On January 17 the Supreme Court voted 6 to 3 to uphold an Oregon physician-assisted suicide law in the case Gonzales v. Oregon, ruling that former Attorney General John Ashcroft overstepped his authority in seeking to punish doctors who prescribed drugs to help terminally ill patients end their lives. The Supreme Court said that the Oregon law supersedes federal authority to regulate physicians and that the Bush administration improperly attempted to use the CSA to prosecute Oregon physicians who assist in patient suicides.

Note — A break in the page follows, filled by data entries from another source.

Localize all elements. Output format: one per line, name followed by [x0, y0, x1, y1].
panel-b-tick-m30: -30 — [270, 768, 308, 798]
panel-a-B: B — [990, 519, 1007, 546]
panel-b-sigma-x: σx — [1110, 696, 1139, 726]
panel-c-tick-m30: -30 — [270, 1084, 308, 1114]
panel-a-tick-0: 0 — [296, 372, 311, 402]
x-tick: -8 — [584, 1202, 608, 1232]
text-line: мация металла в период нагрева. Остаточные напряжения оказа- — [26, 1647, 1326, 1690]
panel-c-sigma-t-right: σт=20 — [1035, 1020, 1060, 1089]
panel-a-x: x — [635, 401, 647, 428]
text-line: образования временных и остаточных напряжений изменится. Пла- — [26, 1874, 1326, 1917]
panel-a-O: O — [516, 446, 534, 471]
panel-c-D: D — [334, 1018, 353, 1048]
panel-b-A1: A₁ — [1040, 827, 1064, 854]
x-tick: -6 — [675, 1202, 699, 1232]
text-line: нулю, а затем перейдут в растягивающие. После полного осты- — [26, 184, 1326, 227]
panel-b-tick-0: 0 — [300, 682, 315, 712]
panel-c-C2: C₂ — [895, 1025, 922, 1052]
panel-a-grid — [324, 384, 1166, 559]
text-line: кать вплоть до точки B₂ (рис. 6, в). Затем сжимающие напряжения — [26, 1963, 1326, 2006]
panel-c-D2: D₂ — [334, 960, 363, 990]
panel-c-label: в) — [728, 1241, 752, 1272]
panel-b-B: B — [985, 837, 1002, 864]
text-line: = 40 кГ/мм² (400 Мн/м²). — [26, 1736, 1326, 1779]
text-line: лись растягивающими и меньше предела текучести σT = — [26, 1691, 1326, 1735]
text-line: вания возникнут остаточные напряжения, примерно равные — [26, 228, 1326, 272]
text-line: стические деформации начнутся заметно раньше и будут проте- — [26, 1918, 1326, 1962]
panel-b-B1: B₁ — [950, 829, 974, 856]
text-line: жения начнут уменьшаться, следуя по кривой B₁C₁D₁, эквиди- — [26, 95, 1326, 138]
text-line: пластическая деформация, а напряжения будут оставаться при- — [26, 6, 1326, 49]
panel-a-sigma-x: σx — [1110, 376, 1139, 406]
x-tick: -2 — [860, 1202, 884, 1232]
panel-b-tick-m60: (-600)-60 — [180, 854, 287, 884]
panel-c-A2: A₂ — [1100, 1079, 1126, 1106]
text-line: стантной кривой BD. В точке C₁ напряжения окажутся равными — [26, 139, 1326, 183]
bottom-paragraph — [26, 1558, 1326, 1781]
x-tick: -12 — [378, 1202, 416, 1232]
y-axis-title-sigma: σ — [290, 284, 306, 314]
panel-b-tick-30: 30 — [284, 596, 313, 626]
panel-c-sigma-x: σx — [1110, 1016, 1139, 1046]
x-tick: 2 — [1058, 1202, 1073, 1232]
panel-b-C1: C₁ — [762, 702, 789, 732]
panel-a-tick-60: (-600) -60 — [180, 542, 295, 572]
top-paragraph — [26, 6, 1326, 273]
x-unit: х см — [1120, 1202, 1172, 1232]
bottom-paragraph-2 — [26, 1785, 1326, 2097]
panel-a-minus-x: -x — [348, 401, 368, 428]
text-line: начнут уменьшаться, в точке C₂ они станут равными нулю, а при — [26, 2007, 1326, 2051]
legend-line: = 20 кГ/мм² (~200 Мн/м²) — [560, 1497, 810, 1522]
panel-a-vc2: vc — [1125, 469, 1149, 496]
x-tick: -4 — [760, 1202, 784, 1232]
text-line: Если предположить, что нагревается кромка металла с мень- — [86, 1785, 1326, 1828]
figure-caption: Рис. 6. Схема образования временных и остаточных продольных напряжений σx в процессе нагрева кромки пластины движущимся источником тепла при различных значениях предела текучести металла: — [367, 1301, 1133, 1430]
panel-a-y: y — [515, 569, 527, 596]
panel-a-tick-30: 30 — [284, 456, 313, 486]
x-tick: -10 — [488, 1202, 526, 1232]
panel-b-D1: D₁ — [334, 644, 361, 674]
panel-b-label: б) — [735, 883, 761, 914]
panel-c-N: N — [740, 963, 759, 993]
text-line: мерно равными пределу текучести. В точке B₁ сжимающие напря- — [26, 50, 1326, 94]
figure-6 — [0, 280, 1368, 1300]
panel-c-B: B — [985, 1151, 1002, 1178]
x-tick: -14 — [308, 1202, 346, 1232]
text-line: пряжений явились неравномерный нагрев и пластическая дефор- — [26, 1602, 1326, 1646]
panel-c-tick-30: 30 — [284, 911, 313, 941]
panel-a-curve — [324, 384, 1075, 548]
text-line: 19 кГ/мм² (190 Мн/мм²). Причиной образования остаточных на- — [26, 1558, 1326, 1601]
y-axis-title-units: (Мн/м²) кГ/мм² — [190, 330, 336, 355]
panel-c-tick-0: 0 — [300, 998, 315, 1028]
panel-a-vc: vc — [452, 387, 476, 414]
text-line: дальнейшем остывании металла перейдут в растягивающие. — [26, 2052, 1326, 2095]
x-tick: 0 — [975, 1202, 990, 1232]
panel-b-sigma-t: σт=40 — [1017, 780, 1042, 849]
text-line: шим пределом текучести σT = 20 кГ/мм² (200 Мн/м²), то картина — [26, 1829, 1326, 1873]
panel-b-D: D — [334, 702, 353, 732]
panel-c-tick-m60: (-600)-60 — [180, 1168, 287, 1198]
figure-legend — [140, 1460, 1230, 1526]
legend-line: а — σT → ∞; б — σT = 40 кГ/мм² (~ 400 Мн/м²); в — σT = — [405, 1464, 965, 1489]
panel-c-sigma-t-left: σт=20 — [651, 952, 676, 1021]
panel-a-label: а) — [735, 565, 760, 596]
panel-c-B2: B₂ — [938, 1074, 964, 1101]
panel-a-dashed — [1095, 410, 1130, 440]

In the majority opinion, supported by Justices Sandra Day O’Connor, John Paul Stevens, David Souter, Ruth Bader Ginsburg and Stephen Breyer, Justice Anthony Kennedy wrote that the federal government can regulate prescriptions through CSA but only in relation to prohibiting doctors from engaging in illegal drug dealing. “Beyond this, the statute manifests no intent to regulate the practice of medicine generally,” Kennedy wrote. Kennedy wrote that the “authority claimed by [Ashcroft] is both beyond his expertise and incongruous with the statutory purposes and design.” He wrote that had the Bush administration’s position been upheld, it would have “delegate[d] to a single Executive officer the power to effect a radical shift of authority from the states to the federal government to define the medical practice in every locality.” He added that, when Congress passed CSA, it “did not have this far-reaching intent to alter the federal-state balance.”
On August 4, US Senator Sam Brownback introduced the Assisted Suicide Prevention Act, which would prohibit doctors from prescribing federally-controlled substances for the purpose of physician-assisted suicide.
Oregon Senator Ron Wyden on September 6 moved to block Senator Brownback’s attempt to derail Oregon’s landmark law. Wyden announced he would block the bill indefinitely through a legislative hold. The bill was withdrawn.
Since then the Death with Dignity Act has been a stable, unchallenged part of Oregon statutes.